The Misrepresentation of DEI Initiatives

Your letter claims that Diversity, Equity, and Inclusion (DEI) programs “preference certain racial groups” and “teach students that certain racial groups bear unique moral burdens.” This characterization is not only false but represents a deliberate effort to discredit educators committed to fostering equitable learning environments for ALL students. DEI initiatives are designed to address persistent disparities and create spaces where students of all backgrounds—regardless of race, gender, or socioeconomic status—can thrive.
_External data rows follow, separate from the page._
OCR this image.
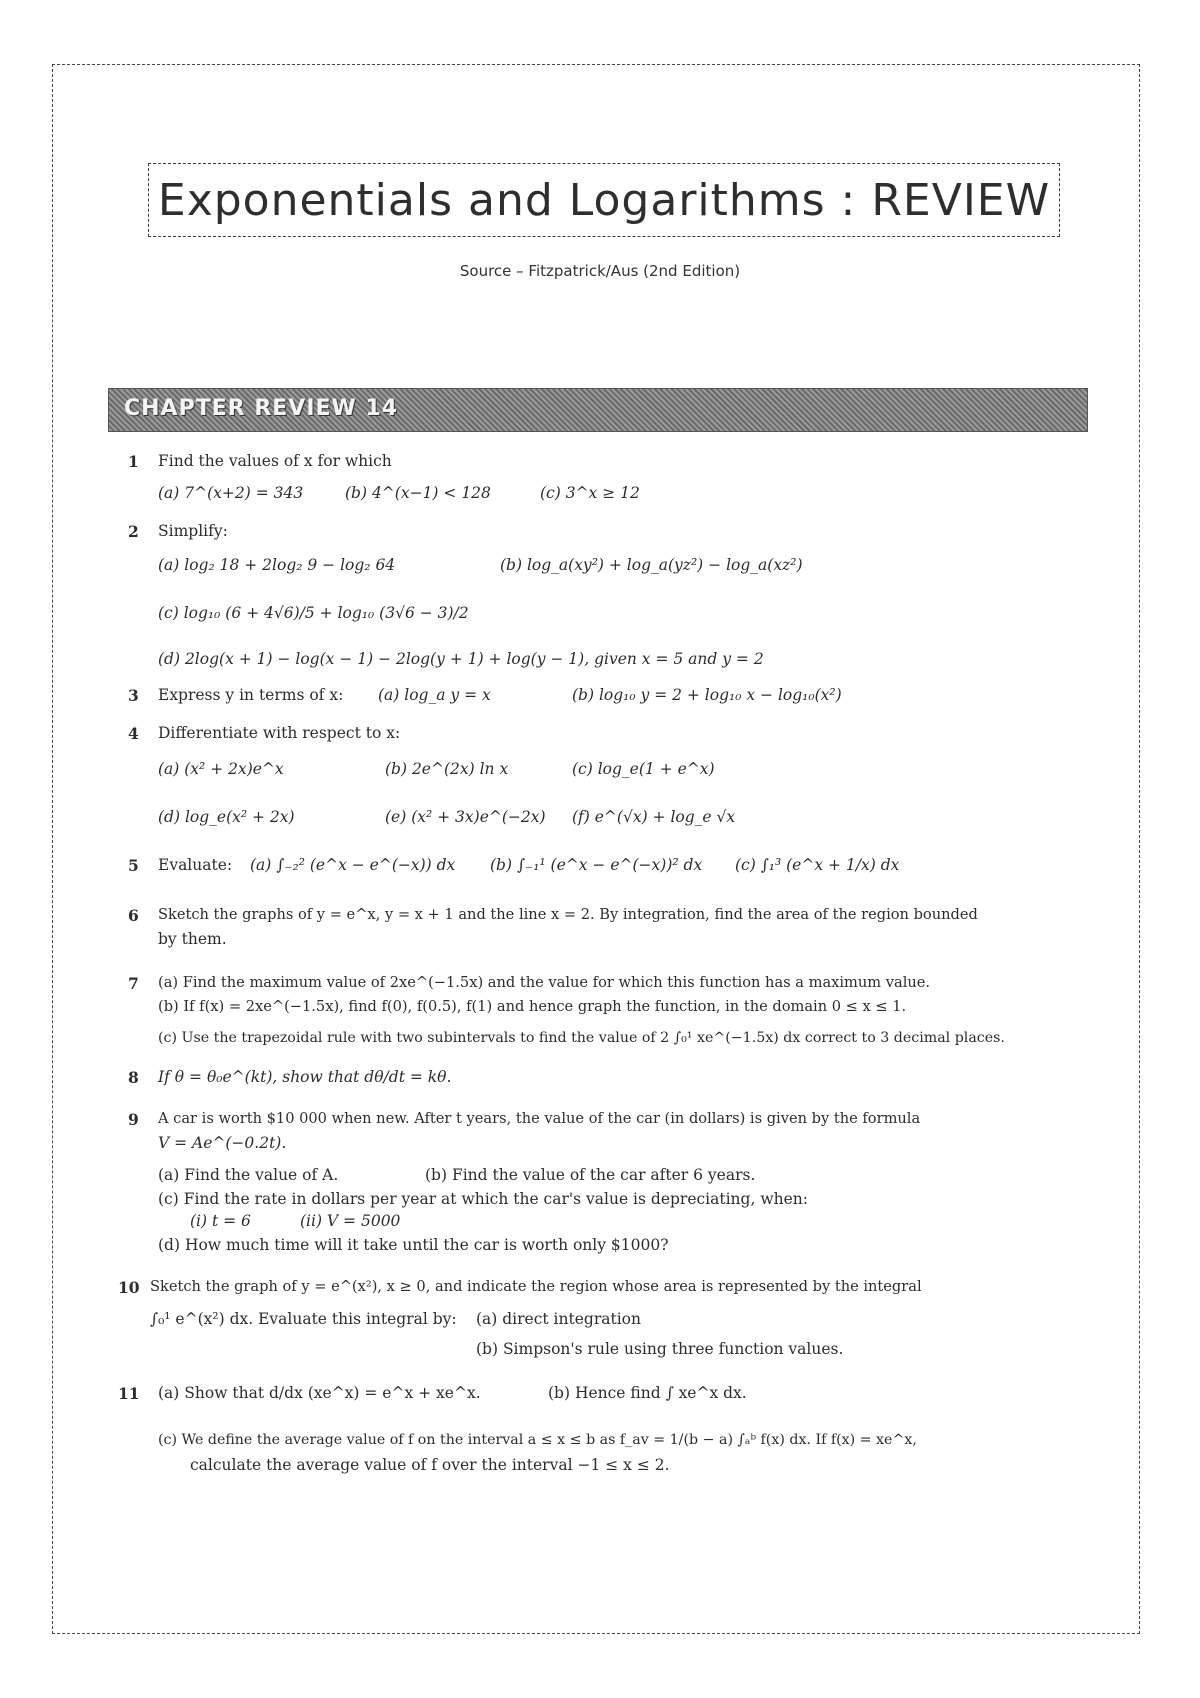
Exponentials and Logarithms : REVIEW
Source – Fitzpatrick/Aus (2nd Edition)
CHAPTER REVIEW 14
1 Find the values of x for which
(a) 7^(x+2) = 343	(b) 4^(x−1) < 128	(c) 3^x ≥ 12
2 Simplify:
(a) log₂ 18 + 2log₂ 9 − log₂ 64	(b) log_a(xy²) + log_a(yz²) − log_a(xz²)
(c) log₁₀ (6 + 4√6)/5 + log₁₀ (3√6 − 3)/2
(d) 2log(x + 1) − log(x − 1) − 2log(y + 1) + log(y − 1), given x = 5 and y = 2
3 Express y in terms of x: (a) log_a y = x	(b) log₁₀ y = 2 + log₁₀ x − log₁₀(x²)
4 Differentiate with respect to x:
(a) (x² + 2x)e^x	(b) 2e^(2x) ln x	(c) log_e(1 + e^x)
(d) log_e(x² + 2x)	(e) (x² + 3x)e^(−2x) (f) e^(√x) + log_e √x
5 Evaluate: (a) ∫₋₂² (e^x − e^(−x)) dx (b) ∫₋₁¹ (e^x − e^(−x))² dx (c) ∫₁³ (e^x + 1/x) dx
6 Sketch the graphs of y = e^x, y = x + 1 and the line x = 2. By integration, find the area of the region bounded
by them.
7 (a) Find the maximum value of 2xe^(−1.5x) and the value for which this function has a maximum value.
(b) If f(x) = 2xe^(−1.5x), find f(0), f(0.5), f(1) and hence graph the function, in the domain 0 ≤ x ≤ 1.
(c) Use the trapezoidal rule with two subintervals to find the value of 2 ∫₀¹ xe^(−1.5x) dx correct to 3 decimal places.
8 If θ = θ₀e^(kt), show that dθ/dt = kθ.
9 A car is worth $10 000 when new. After t years, the value of the car (in dollars) is given by the formula
V = Ae^(−0.2t).
(a) Find the value of A.	(b) Find the value of the car after 6 years.
(c) Find the rate in dollars per year at which the car's value is depreciating, when:
(i) t = 6	(ii) V = 5000
(d) How much time will it take until the car is worth only $1000?
10 Sketch the graph of y = e^(x²), x ≥ 0, and indicate the region whose area is represented by the integral
∫₀¹ e^(x²) dx. Evaluate this integral by: (a) direct integration
(b) Simpson's rule using three function values.
11 (a) Show that d/dx (xe^x) = e^x + xe^x.	(b) Hence find ∫ xe^x dx.
(c) We define the average value of f on the interval a ≤ x ≤ b as f_av = 1/(b − a) ∫ₐᵇ f(x) dx. If f(x) = xe^x,
calculate the average value of f over the interval −1 ≤ x ≤ 2.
The claim that DEI programs “stigmatize” students misrepresents their purpose and ignores the fact that minoritized students have long endured systemic stigmatization—well before DEI initiatives existed. The stigma you reference is not a product of these programs but a continuation of racism itself. For example, slavery is not Black history; it is white history—an essential truth that must be acknowledged in education. Teaching about historical oppression and systemic inequities is not about assigning moral burdens but about fostering an accurate and honest understanding of our shared past.

Conclusion

We recognize the strategy being employed here. As one Polish minister aptly described former President Trump’s approach, the tactic being used is what the Russians call razvedka boyem—reconnaissance through battle: pushing forward to see what resistance arises before adjusting the approach accordingly. The Department’s effort to curtail diversity initiatives appears to be a similar attempt to gauge the response of institutions before proceeding with further restrictive measures. We must not only recognize this maneuver but also respond with unwavering commitment to equity and inclusion.

The Department’s arbitrary 14-day compliance ultimatum is an authoritarian overreach intended to intimidate institutions into immediate submission. This threat of federal funding loss is a coercive tactic designed to suppress dissent and discourage thoughtful institutional responses and constitutional freedom of speech. I urge universities and colleges to resist this unlawful directive and stand firm in their commitment to diversity and inclusion.
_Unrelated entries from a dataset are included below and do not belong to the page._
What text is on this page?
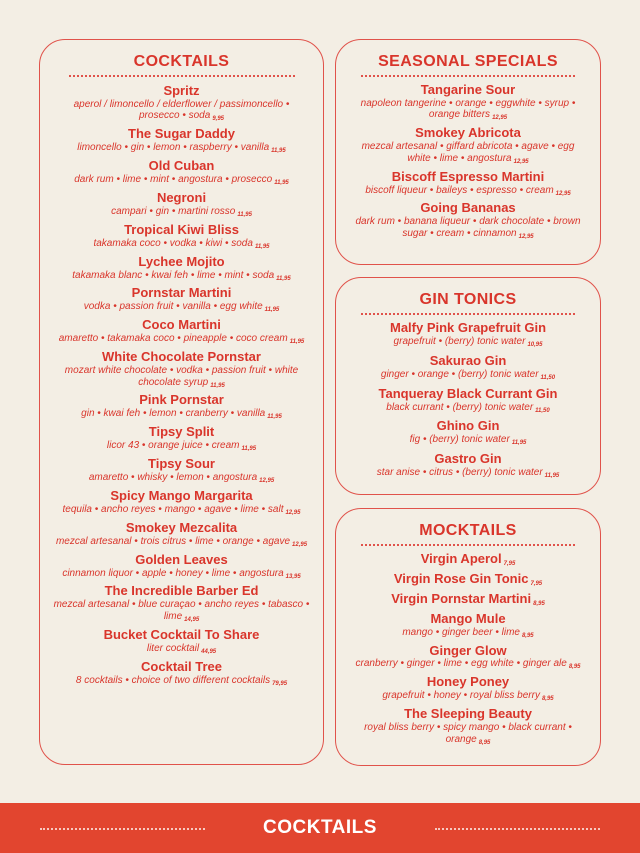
COCKTAILS
Spritz
aperol / limoncello / elderflower / passimoncello • prosecco • soda $_{9,95}$
The Sugar Daddy
limoncello • gin • lemon • raspberry • vanilla $_{11,95}$
Old Cuban
dark rum • lime • mint • angostura • prosecco $_{11,95}$
Negroni
campari • gin • martini rosso $_{11,95}$
Tropical Kiwi Bliss
takamaka coco • vodka • kiwi • soda $_{11,95}$
Lychee Mojito
takamaka blanc • kwai feh • lime • mint • soda $_{11,95}$
Pornstar Martini
vodka • passion fruit • vanilla • egg white $_{11,95}$
Coco Martini
amaretto • takamaka coco • pineapple • coco cream $_{11,95}$
White Chocolate Pornstar
mozart white chocolate • vodka • passion fruit • white chocolate syrup $_{11,95}$
Pink Pornstar
gin • kwai feh • lemon • cranberry • vanilla $_{11,95}$
Tipsy Split
licor 43 • orange juice • cream $_{11,95}$
Tipsy Sour
amaretto • whisky • lemon • angostura $_{12,95}$
Spicy Mango Margarita
tequila • ancho reyes • mango • agave • lime • salt $_{12,95}$
Smokey Mezcalita
mezcal artesanal • trois citrus • lime • orange • agave $_{12,95}$
Golden Leaves
cinnamon liquor • apple • honey • lime • angostura $_{13,95}$
The Incredible Barber Ed
mezcal artesanal • blue curaçao • ancho reyes • tabasco • lime $_{14,95}$
Bucket Cocktail To Share
liter cocktail $_{44,95}$
Cocktail Tree
8 cocktails • choice of two different cocktails $_{79,95}$
SEASONAL SPECIALS
Tangarine Sour
napoleon tangerine • orange • eggwhite • syrup • orange bitters $_{12,95}$
Smokey Abricota
mezcal artesanal • giffard abricota • agave • egg white • lime • angostura $_{12,95}$
Biscoff Espresso Martini
biscoff liqueur • baileys • espresso • cream $_{12,95}$
Going Bananas
dark rum • banana liqueur • dark chocolate • brown sugar • cream • cinnamon $_{12,95}$
GIN TONICS
Malfy Pink Grapefruit Gin
grapefruit • (berry) tonic water $_{10,95}$
Sakurao Gin
ginger • orange • (berry) tonic water $_{11,50}$
Tanqueray Black Currant Gin
black currant • (berry) tonic water $_{11,50}$
Ghino Gin
fig • (berry) tonic water $_{11,95}$
Gastro Gin
star anise • citrus • (berry) tonic water $_{11,95}$
MOCKTAILS
Virgin Aperol 7,95
Virgin Rose Gin Tonic 7,95
Virgin Pornstar Martini 8,95
Mango Mule
mango • ginger beer • lime $_{8,95}$
Ginger Glow
cranberry • ginger • lime • egg white • ginger ale $_{8,95}$
Honey Poney
grapefruit • honey • royal bliss berry $_{8,95}$
The Sleeping Beauty
royal bliss berry • spicy mango • black currant • orange $_{8,95}$
COCKTAILS
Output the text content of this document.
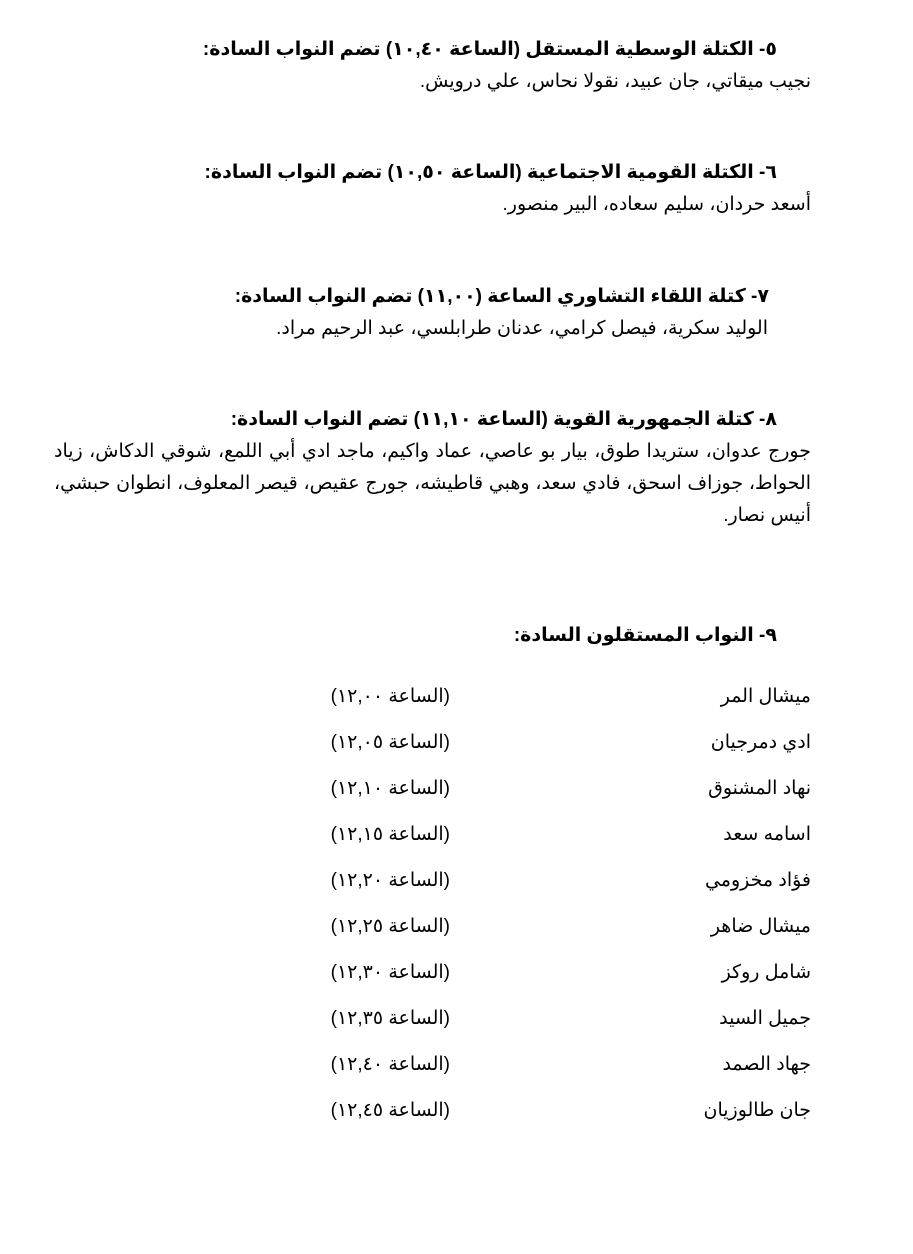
٥- الكتلة الوسطية المستقل (الساعة ١٠,٤٠) تضم النواب السادة:
نجيب ميقاتي، جان عبيد، نقولا نحاس، علي درويش.
٦- الكتلة القومية الاجتماعية (الساعة ١٠,٥٠) تضم النواب السادة:
أسعد حردان، سليم سعاده، البير منصور.
٧- كتلة اللقاء التشاوري الساعة (١١,٠٠) تضم النواب السادة:
الوليد سكرية، فيصل كرامي، عدنان طرابلسي، عبد الرحيم مراد.
٨- كتلة الجمهورية القوية (الساعة ١١,١٠) تضم النواب السادة:
جورج عدوان، ستريدا طوق، بيار بو عاصي، عماد واكيم، ماجد ادي أبي اللمع، شوقي الدكاش، زياد الحواط، جوزاف اسحق، فادي سعد، وهبي قاطيشه، جورج عقيص، قيصر المعلوف، انطوان حبشي، أنيس نصار.
٩- النواب المستقلون السادة:
ميشال المر
(الساعة ١٢,٠٠)
ادي دمرجيان
(الساعة ١٢,٠٥)
نهاد المشنوق
(الساعة ١٢,١٠)
اسامه سعد
(الساعة ١٢,١٥)
فؤاد مخزومي
(الساعة ١٢,٢٠)
ميشال ضاهر
(الساعة ١٢,٢٥)
شامل روكز
(الساعة ١٢,٣٠)
جميل السيد
(الساعة ١٢,٣٥)
جهاد الصمد
(الساعة ١٢,٤٠)
جان طالوزيان
(الساعة ١٢,٤٥)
I fully understand that some universities will immediately comply with your demands. However, these institutions lack the courage to challenge your autocratic tendencies and defend the fundamental principles of academic freedom and equity. The institutions that yield without resistance betray their mission and the students they serve.

I implore the higher education community to recognize this moment as a test of its resolve. This is a time for courage and support policies and practices that improve our students’ success, not capitulation.